De um lado, o otimismo com o
processo de reconstrução do país
e com o fim de mais de duas décadas de sangrentos conflitos é palpável. "Tudo melhorou após a
queda do Taleban [2001]. Antes
não podíamos fazer nada; tudo
era proibido porque, segundo os
dirigentes do regime, era contra a
lei divina", disse Adib Danesh, 23,
gerente de uma pensão na movimentada região de Shahr-e-Naw.
"Por isso o Afeganistão perdeu
milhares de pessoas de bom nível,
que não agüentaram a pressão e
fugiram para a Europa, os EUA, a
Austrália, o Paquistão e até o Irã",
acrescentou Danesh.
Segundo Abdul Bramini, 28,
vendedor numa loja de tapetes e
de supostas antigüidades, a presença de forças estrangeiras no
país é necessária porque, caso
contrário, haveria o risco da eclosão de uma nova guerra civil.

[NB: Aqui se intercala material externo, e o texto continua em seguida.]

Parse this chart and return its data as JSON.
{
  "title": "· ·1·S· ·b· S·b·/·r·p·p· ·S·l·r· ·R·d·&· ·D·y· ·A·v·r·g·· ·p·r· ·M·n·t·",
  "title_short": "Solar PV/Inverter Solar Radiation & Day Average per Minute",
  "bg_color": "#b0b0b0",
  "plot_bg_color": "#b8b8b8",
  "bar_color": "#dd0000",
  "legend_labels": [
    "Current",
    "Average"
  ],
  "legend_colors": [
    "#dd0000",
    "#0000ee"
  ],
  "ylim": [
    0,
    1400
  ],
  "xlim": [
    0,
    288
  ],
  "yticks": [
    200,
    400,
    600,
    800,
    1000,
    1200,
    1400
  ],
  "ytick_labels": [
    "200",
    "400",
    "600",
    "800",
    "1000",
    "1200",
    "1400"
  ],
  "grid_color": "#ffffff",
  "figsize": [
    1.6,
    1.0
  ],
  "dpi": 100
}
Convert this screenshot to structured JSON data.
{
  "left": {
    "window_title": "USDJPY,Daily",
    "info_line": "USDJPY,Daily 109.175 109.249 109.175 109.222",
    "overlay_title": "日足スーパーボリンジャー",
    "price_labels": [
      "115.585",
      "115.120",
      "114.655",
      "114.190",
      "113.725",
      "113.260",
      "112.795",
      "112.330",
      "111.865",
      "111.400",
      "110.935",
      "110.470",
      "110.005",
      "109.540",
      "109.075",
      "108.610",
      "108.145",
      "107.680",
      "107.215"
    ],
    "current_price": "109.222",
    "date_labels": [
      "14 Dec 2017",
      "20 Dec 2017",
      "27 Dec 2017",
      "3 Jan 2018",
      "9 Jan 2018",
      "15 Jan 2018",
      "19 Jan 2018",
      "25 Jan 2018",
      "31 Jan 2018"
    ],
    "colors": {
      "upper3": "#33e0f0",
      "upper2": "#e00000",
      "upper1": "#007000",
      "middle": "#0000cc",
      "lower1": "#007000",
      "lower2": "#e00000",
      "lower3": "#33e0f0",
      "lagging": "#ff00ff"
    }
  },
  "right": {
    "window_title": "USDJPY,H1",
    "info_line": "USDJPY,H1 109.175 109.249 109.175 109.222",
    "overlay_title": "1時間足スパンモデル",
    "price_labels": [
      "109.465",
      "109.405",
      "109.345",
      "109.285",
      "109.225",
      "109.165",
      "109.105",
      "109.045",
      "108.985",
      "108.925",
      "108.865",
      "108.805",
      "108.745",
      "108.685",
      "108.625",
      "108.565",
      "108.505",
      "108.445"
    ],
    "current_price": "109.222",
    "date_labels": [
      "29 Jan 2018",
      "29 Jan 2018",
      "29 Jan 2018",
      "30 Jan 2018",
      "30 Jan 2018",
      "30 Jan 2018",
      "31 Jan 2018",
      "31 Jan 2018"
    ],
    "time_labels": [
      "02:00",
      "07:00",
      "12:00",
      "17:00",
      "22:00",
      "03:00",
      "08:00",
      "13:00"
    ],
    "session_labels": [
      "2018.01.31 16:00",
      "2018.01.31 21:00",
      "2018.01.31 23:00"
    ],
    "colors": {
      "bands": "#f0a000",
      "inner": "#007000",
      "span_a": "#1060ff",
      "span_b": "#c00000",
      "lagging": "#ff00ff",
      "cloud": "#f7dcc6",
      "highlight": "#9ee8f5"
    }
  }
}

"Tudo vai bem agora. Se as forças internacionais não estivessem
aqui, os partidos políticos afegãos, que são ligados a grupos armados, já estariam se matando,
como ocorreu de 1992 a 1996",
avaliou Bramini.
De fato, a guerra civil, que opôs
grupos de mujahidin [guerrilheiros islâmicos] que haviam lutado
lado a lado contra a invasão soviética de 1979 a 1989, deixou dezenas de milhares de mortos e Cabul quase totalmente destruída.
No entanto nem todos estão
contentes com o quadro atual. Para Yasmina Jalala, 32, enfermeira,
os afegãos já deveriam estar em situação melhor. "As tropas estrangeiras poderiam ter ido embora se
nossos políticos não fossem tão
ruins e pensassem no bem-estar
da população, não só em seus interesses", queixou-se Jalala.
Roya Sadat, 23, considerada a
mais jovem cineasta afegã, também expressou insatisfação com a
evolução afegã desde a queda do
Taleban, regime que classificou
de "tão duro quanto o fascismo",
embora tenha frisado que muita
coisa melhorou desde então.
"É claro que estamos em melhores condições agora. As mulheres
não são mais obrigadas a usar a
burca, apesar de muitas delas ainda o fazerem nas regiões mais tradicionalistas e religiosamente
conservadoras do sul do país, como [as Províncias de] Candahar e
Zabul", apontou Sadat.
"Contudo ainda há muita coisa
a fazer, visto que nossa política está infestada de corrupção, a influência da droga ameaça alastrar-se pelas instituições públicas,
vários senhores da guerra continuam soltos e a situação das mulheres ainda está longe de ser digna", acrescentou a cineasta.
Assim, fica claro que, em Cabul
-a cidade que mais tirou proveito dos esforços de reconstrução financiados pela comunidade internacional-, há esperança no
futuro, um pragmatismo resignado e um sentimento de que cabe
principalmente aos afegãos resolver suas velhas divisões.